Разве думал Ронни, что вольность – такая коварная штука?
Бесшабашно жил он, брал от жизни то, что хотел, а что имел, тратил впустую и был всем доволен. Всё, чем благословила его молодость: крепкое здоровье, недюжинный ум и доброе сердце, – не находя применения, превращалось в пустые обещания.
Как-то незаметно и родительский дом перестал быть той пристанью, которая всегда сулила отдых и успокоение души. Теперь, когда он приезжал домой, его тут же тянуло обратно в путь.
Как-то раз, когда Ронни был в очередном рейсе, Диан – на занятиях в школе, а Альфонс трудился на своем строительном предприятии, в гости к Валентине пришли пять ее подруг. В последние годы Валентина купалась в материальном достатке. Ее муж и сын приносили в дом хорошие деньги, и оба отдавали получку Валентине, чтобы та распоряжалась доходом семьи по своему разумению.
Женщина не пользовалась услугами процветающих супермаркетов, где продукты славились низкой ценой и, соответственно, обладали сомнительным качеством. Нет, Валентина никогда не экономила в приготовлении еды. Всё необходимое для семейных обедов она покупала или на крестьянских рынках, или у местных торговцев.
Особая статья расходов выделялась на наряды для самой Валентины и для ее дочери Диан.

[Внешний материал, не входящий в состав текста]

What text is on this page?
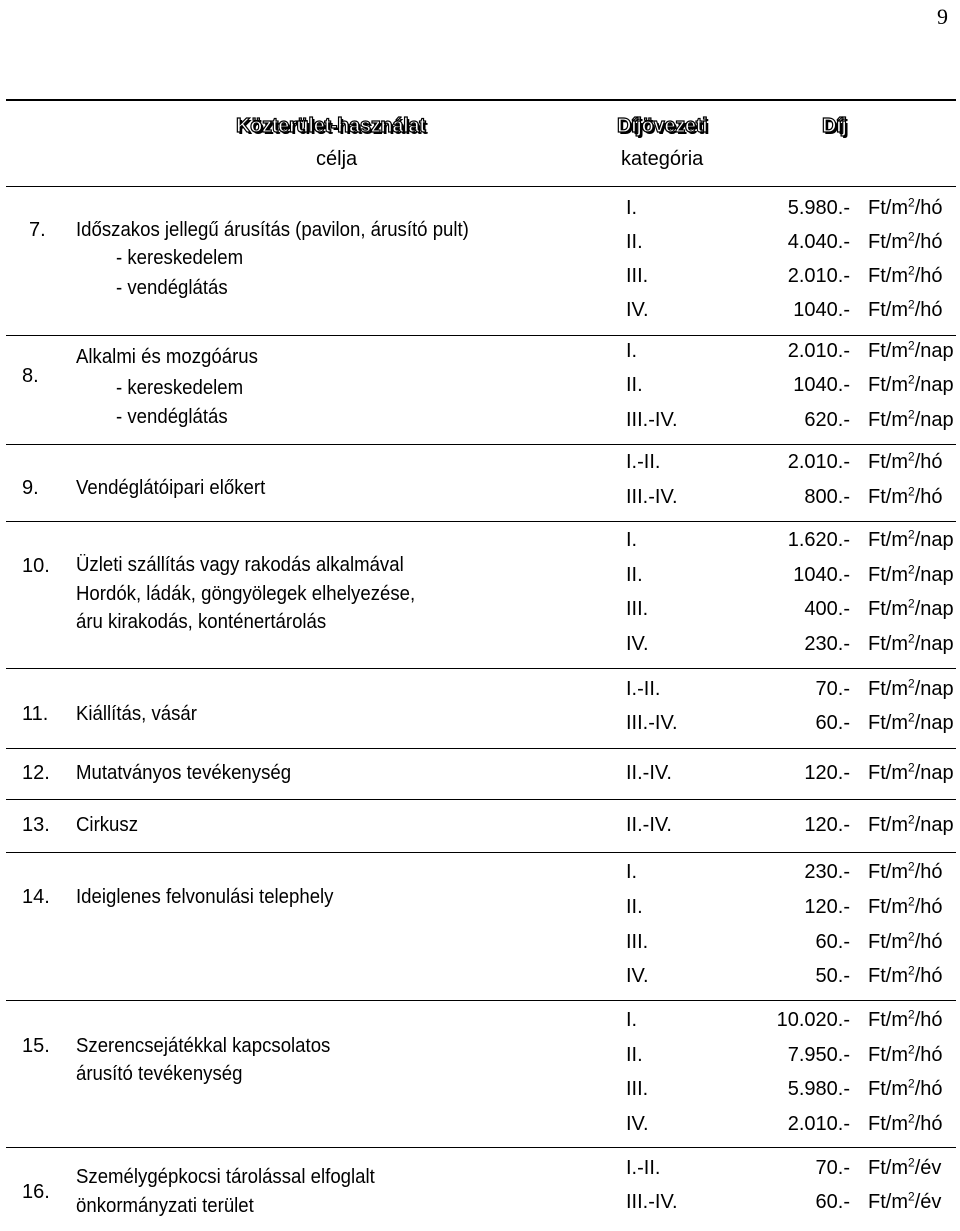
9
Közterület-használat
célja
Díjövezeti
kategória
Díj
7. Időszakos jellegű árusítás (pavilon, árusító pult)
- kereskedelem
- vendéglátás
I.	5.980.- $Ft/m^2/hó$
II.	4.040.- $Ft/m^2/hó$
III.	2.010.- $Ft/m^2/hó$
IV.	1040.- $Ft/m^2/hó$
8.
Alkalmi és mozgóárus
- kereskedelem
- vendéglátás
I.	2.010.- $Ft/m^2$/nap
II.	1040.- $Ft/m^2$/nap
III.-IV.	620.- $Ft/m^2$/nap
9. Vendéglátóipari előkert
I.-II.	2.010.- $Ft/m^2/hó$
III.-IV.	800.- $Ft/m^2/hó$
10. Üzleti szállítás vagy rakodás alkalmával
Hordók, ládák, göngyölegek elhelyezése,
áru kirakodás, konténertárolás
I.	1.620.- $Ft/m^2$/nap
II.	1040.- $Ft/m^2$/nap
III.	400.- $Ft/m^2$/nap
IV.	230.- $Ft/m^2$/nap
11. Kiállítás, vásár
I.-II.	70.- $Ft/m^2$/nap
III.-IV.	60.- $Ft/m^2$/nap
12. Mutatványos tevékenység	II.-IV.	120.- $Ft/m^2$/nap
13. Cirkusz	II.-IV.	120.- $Ft/m^2$/nap
14. Ideiglenes felvonulási telephely
I.	230.- $Ft/m^2/hó$
II.	120.- $Ft/m^2/hó$
III.	60.- $Ft/m^2/hó$
IV.	50.- $Ft/m^2/hó$
15. Szerencsejátékkal kapcsolatos
árusító tevékenység
I.	10.020.- $Ft/m^2/hó$
II.	7.950.- $Ft/m^2/hó$
III.	5.980.- $Ft/m^2/hó$
IV.	2.010.- $Ft/m^2/hó$
16.
Személygépkocsi tárolással elfoglalt
önkormányzati terület
I.-II.	70.- $Ft/m^2/év$
III.-IV.	60.- $Ft/m^2/év$
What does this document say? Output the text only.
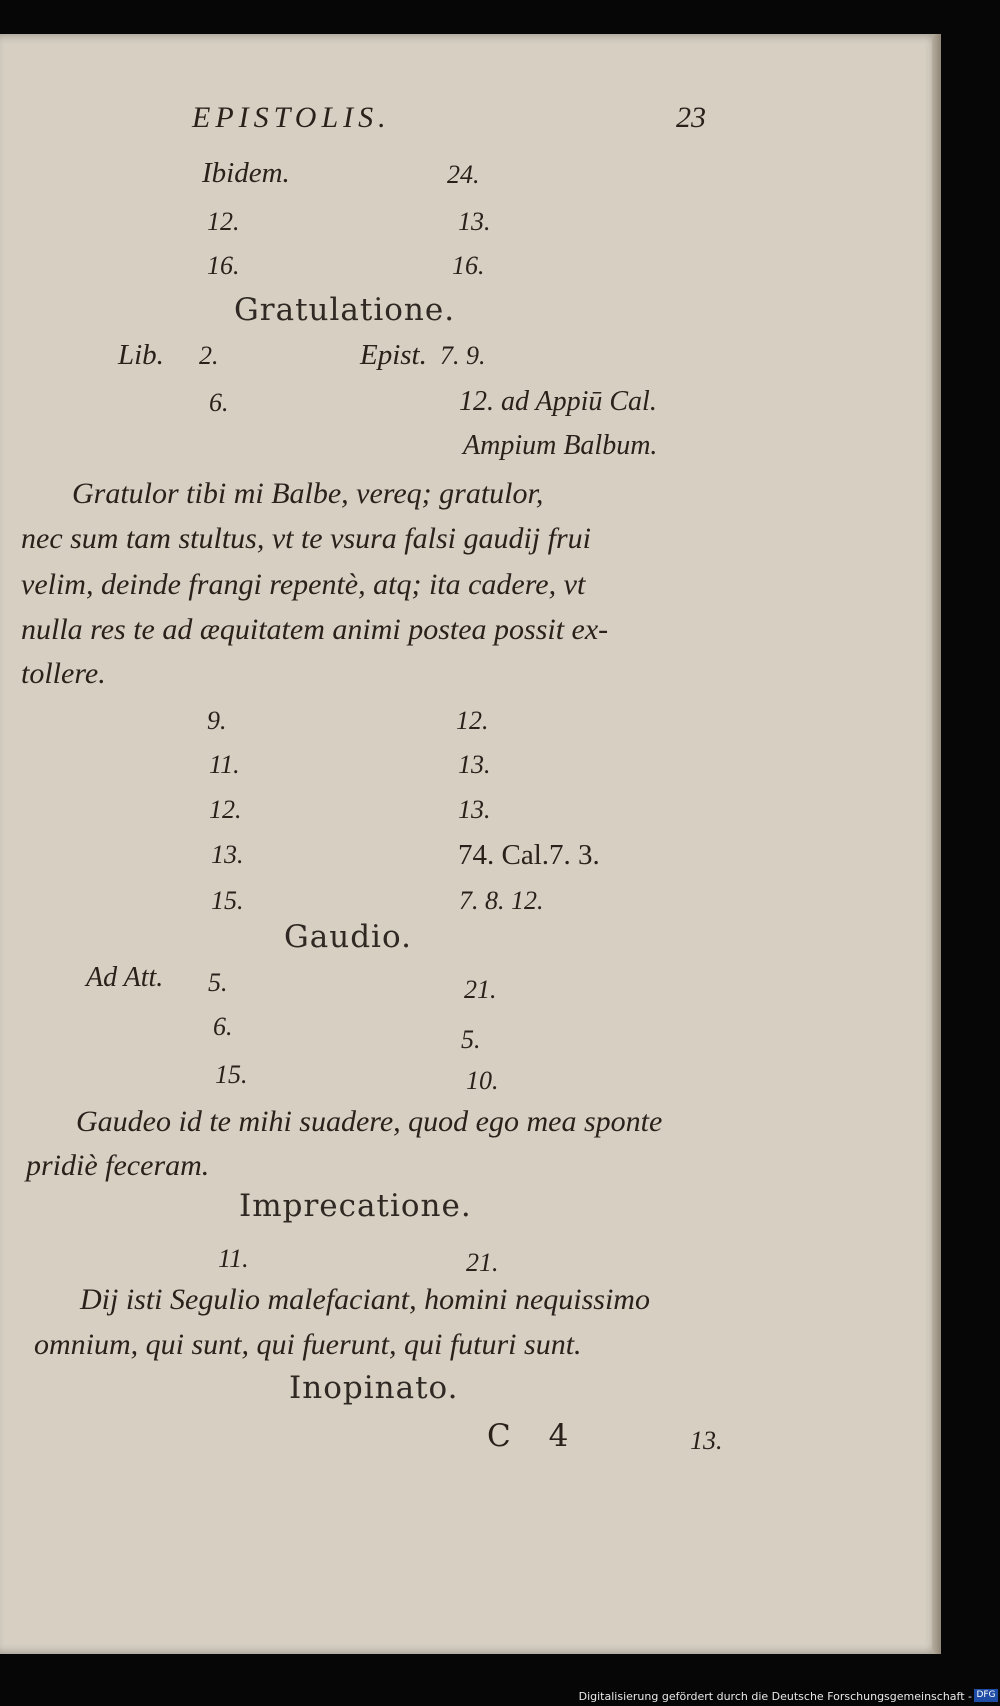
EPISTOLIS.	23
Ibidem.	24.
12.	13.
16.	16.
Gratulatione.
Lib. 2.	Epist. 7. 9.
6.	12. ad Appiū Cal.
Ampium Balbum.
Gratulor tibi mi Balbe, vereq; gratulor,
nec sum tam stultus, vt te vsura falsi gaudij frui
velim, deinde frangi repentè, atq; ita cadere, vt
nulla res te ad æquitatem animi postea possit ex-
tollere.
9.	12.
11.	13.
12.	13.
13.	74. Cal.7. 3.
15.	7. 8. 12.
Gaudio.
Ad Att. 5.	21.
6.	5.
15.	10.
Gaudeo id te mihi suadere, quod ego mea sponte
pridiè feceram.
Imprecatione.
11.	21.
Dij isti Segulio malefaciant, homini nequissimo
omnium, qui sunt, qui fuerunt, qui futuri sunt.
Inopinato.
C 4	13.
Digitalisierung gefördert durch die Deutsche Forschungsgemeinschaft - DFG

Надо сказать, что комната Диан была обставлена как витрина игрушечного магазина, а в гостиной, как напоказ, стояли в рядок куклы, одетых в бальные платья. Куклы были выстроены не по росту, а по стоимости, и самая большая кукла напоминала младенца-переростка. Играть с куклами, стоявшими в гостиной, не разрешалось никому, даже самой Диан, потому что они служили интерьером дома, где любят детей.
Валентина мечтала прослыть хорошей хозяйкой и заботливой мамой среди близких, особенно в кругу подруг, где быть верной женой уже не считалось достоинством.
Валентина была женщиной бережливой, по мере того как ее кошельки наполнялись франками, росло и количество золотых украшений в скромной стариной шкатулочке.
К приходу подружек Валентина всегда прихорашивалась: прическа, макияж, бижутерия выбирались под стать ее новому платью.
Не успели женщины рассесться, как Валентина уже накрывала столик в гостиной с распахнутыми в сад окнами. К кофе прилагалась и светская беседа ни о чем.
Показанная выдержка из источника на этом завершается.